Mas as comemorações também acontecem fora de Moscou, como explica o historiador Sergey Radchenko.

“Cada cidadezinha tem seu mini desfile, com soldados acendendo o que eles chamam de ‘chama eterna'”, diz. “E quanto maior a cidade, maior a celebração.”

Nos últimos anos, a data também tem sido incorporada ao sistema educacional russo, com eventos promovidos em escolas, universidades e instituições culturais.

Livros escolares e livros de história no país focam na Rússia como libertadora da Europa durante a guerra.

“Não é apenas um evento de Moscou, mas usado pelo Estado também nos níveis mais locais para formar o ‘cidadão russo ideal’, patriótico e alinhado com a política externa do Kremlin”, explica Gulnaz Sharafutdinova, diretora do Instituto Rússia da King’s College London.

Também segundo a especialista, para muitos russos, assistir à parada militar no dia 9 de maio continua sendo um ritual anual.

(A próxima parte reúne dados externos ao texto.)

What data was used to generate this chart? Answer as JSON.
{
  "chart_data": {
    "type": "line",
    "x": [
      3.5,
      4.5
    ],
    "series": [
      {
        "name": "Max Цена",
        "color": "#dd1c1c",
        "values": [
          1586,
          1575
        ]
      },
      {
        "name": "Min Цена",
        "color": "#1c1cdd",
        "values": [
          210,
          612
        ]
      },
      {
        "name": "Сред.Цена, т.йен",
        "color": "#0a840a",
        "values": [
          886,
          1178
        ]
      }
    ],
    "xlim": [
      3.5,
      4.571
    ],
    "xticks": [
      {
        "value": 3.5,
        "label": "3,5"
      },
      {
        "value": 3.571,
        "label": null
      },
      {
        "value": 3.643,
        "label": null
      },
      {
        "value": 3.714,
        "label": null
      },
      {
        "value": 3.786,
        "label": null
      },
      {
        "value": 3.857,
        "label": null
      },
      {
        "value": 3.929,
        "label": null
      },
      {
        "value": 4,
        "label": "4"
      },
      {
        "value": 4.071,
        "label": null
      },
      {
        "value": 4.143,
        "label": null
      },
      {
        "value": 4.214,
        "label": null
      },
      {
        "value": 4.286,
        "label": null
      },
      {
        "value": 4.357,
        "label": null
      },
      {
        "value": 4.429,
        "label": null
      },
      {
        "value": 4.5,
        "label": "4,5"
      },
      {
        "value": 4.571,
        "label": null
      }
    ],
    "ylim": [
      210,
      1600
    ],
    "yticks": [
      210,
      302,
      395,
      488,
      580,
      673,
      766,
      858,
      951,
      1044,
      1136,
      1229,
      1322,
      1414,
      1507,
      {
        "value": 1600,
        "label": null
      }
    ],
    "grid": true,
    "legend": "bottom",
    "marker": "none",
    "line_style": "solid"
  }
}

Ainda que o alcance da televisão estatal esteja diminuindo entre os mais jovens, os mais velhos continuam fiéis ao evento.

E é justamente esse público — que vê a vitória de 1945 como um marco de orgulho nacional — que o Kremlin busca atingir com ainda mais intensidade em tempos de incerteza, diz.

Por outro lado, a pesquisadora também vê motivos para que o Kremlin adote um tom mais contido diante da guerra na Ucrânia.

“Mostrar força demais nas ruas, enquanto os resultados no front não correspondem, pode gerar descrença”, alerta a pesquisadora. “As pessoas querem ver progresso real na guerra, não só encenações.”